I will be honest – I am not an expert in Lua. But I do know enough to write something that should work. Why this project still fell flat on its face was that I didn’t know enough to break down why things weren’t working, let alone how to fix them. This was horribly obvious when it came to using its random numbers generation, and that was the biggest downfall for this project.

You see, generating a random number in Lua is more than just popping in “math.random(int)” (with “int” being whatever number value you want to put in). Simply using that line of code only generates one number at random upon start-up for the entirety of the game unless it’s restarted. It will need to be called again, usually with the help of functions, in order to help regenerate another number again and to keep things at random. However this is still not true randomness, and is often described more as pseudo-randomness instead. In the case of Lua, depending on what developer’s kit, or even OS that you’re running with, the algorithms for this can vary. Lua-users.org explains this in more detail.

Normally this may not sound like a big deal for a game, and that can be true. If your game only requires its use for a small mechanic, you can get away with this without worrying about what algorithm is behind the numbers being generated at random. But games like endless runners heavily rely on random numbers, and anything that deters from the illusion that every obstacle and power-up is indeed coming up at random to the player, will make your game look like a piece of trash. Running too many generators will also steal your game’s memory like crazy, and if not cleaned up properly, will cause it to lag and eventually crash (which has happened in one of the more recent builds at one point).

I’m sure there are plenty workarounds for this type of problem, seeing that it’s common enough to be addressed across various forums and guides online. But those are things I would like to leave to a second helping hand who knows their way around code much better than myself. After looking over the problems and the other solutions left to continue the game, it was decided that the game should be canceled. Putting out a product that might only work half of the time or would just crash for certain users was absolutely not an option.

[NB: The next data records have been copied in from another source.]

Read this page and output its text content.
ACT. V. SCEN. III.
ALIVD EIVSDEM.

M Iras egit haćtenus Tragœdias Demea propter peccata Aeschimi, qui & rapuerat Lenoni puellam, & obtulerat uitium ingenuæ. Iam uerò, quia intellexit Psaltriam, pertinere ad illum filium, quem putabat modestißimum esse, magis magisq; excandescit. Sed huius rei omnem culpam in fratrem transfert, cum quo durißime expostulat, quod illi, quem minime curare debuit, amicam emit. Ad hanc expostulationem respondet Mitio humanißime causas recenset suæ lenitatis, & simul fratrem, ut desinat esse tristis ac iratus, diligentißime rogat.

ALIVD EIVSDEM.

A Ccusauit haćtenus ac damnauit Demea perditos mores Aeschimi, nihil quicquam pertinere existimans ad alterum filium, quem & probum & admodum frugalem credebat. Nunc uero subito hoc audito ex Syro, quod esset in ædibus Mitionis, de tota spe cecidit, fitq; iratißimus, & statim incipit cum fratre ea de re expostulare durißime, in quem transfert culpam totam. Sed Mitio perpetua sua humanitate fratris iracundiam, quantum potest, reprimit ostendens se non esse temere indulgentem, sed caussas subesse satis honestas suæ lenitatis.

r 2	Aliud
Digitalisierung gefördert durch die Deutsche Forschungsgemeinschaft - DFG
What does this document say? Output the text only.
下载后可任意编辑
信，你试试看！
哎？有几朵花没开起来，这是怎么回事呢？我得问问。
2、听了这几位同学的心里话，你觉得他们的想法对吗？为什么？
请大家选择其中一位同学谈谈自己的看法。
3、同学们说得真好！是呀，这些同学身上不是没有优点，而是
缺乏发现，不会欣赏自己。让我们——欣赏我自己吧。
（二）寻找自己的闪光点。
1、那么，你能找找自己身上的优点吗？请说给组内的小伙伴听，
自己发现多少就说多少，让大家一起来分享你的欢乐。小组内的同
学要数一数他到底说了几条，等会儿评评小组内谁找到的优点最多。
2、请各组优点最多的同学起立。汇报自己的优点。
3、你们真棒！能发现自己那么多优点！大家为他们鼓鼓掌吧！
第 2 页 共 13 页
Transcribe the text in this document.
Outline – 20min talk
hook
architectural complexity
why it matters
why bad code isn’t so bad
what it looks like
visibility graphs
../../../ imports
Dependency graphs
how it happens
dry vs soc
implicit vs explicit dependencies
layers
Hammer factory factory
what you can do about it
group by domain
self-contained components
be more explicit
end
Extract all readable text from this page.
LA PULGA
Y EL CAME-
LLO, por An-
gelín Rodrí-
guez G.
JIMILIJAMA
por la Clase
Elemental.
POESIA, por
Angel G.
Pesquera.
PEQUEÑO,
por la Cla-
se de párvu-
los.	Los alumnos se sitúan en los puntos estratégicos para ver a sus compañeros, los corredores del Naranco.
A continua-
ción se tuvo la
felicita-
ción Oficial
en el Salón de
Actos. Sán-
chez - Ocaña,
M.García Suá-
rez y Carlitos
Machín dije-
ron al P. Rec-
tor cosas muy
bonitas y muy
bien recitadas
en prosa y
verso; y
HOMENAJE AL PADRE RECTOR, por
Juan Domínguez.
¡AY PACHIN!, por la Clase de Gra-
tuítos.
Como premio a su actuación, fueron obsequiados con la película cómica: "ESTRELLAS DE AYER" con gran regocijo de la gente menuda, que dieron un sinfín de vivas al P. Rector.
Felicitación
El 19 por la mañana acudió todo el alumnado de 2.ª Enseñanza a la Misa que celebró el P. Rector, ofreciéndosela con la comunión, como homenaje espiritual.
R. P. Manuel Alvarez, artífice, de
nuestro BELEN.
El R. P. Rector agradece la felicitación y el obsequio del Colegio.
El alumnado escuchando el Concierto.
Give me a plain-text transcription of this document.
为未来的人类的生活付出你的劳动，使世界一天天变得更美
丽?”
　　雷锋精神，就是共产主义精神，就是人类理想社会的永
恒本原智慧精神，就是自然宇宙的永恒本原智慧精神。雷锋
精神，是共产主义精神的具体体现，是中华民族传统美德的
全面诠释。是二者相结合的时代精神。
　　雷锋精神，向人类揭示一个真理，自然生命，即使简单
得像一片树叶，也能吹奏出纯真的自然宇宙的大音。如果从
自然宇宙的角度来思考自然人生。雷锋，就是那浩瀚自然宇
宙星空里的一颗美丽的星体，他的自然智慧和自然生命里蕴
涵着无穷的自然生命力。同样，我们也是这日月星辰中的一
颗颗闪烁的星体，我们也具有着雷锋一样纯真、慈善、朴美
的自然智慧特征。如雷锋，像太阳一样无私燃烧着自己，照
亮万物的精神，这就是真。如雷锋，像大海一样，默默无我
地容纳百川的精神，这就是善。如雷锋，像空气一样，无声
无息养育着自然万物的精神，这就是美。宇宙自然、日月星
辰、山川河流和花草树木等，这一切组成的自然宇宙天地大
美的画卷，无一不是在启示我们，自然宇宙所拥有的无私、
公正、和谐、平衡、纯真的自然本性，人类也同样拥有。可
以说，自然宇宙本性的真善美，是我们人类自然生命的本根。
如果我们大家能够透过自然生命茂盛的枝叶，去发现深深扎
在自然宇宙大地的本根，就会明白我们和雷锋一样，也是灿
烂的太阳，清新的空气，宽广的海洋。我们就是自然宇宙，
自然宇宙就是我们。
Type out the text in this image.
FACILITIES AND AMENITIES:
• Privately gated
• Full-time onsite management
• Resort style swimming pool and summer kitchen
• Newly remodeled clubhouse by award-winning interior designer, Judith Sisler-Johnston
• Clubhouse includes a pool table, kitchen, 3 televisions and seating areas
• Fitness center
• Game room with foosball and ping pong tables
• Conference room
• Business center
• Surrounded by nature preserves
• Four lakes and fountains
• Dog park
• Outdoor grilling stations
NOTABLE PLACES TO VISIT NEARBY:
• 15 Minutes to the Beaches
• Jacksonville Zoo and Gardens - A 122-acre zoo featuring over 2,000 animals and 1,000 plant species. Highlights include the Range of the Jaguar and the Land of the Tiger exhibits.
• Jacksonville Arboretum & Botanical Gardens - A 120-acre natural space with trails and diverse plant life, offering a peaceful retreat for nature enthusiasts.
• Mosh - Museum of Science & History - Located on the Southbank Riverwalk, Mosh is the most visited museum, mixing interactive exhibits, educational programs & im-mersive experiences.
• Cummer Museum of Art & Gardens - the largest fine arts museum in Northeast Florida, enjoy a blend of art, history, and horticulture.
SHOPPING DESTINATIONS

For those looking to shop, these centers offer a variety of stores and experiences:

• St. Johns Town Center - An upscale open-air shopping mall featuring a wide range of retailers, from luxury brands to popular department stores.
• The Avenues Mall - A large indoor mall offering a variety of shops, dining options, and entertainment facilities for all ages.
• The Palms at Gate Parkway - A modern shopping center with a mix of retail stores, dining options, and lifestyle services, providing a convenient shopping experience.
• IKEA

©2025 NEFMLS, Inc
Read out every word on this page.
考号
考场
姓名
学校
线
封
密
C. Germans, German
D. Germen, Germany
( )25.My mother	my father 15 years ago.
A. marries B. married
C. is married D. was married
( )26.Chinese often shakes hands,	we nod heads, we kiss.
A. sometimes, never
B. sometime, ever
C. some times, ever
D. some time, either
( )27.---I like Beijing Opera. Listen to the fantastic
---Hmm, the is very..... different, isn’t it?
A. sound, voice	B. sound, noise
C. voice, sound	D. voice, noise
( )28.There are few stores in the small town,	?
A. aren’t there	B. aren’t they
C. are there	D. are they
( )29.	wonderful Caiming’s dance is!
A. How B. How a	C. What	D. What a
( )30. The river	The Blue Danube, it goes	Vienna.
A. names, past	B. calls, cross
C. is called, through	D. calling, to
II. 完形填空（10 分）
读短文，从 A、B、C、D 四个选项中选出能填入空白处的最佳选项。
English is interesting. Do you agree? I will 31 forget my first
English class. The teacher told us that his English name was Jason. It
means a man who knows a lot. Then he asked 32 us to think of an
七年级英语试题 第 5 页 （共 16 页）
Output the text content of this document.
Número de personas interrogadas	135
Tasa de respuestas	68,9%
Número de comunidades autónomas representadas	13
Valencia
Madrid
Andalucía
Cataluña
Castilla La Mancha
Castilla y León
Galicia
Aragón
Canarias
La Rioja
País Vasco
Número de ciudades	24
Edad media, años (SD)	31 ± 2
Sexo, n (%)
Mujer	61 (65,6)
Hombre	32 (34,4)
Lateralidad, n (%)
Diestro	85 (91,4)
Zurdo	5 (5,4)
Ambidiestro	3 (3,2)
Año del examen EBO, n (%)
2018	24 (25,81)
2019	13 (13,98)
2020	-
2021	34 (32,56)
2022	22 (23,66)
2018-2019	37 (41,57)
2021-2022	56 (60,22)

To make a long story short, difficulties with OS publishing and game crashes led us to cut life support for the project. It was quite a learning experience though, and maybe they’re some things that others can find helpful to keep in mind. Or to laugh at my foolishness, whichever is preferred.

I’ve made good progress with my visual novel however, so the next update will be on that. My story summary has changed since my last post about it, but many of the story aspects (and definitely characters) are still the same. As you may have guessed by now, the beta for it has been debunked because I have to shift that code over to make room for the actual intro. I’m still accepting voice actors though!

I wish everyone a Happy and Healthy New Year!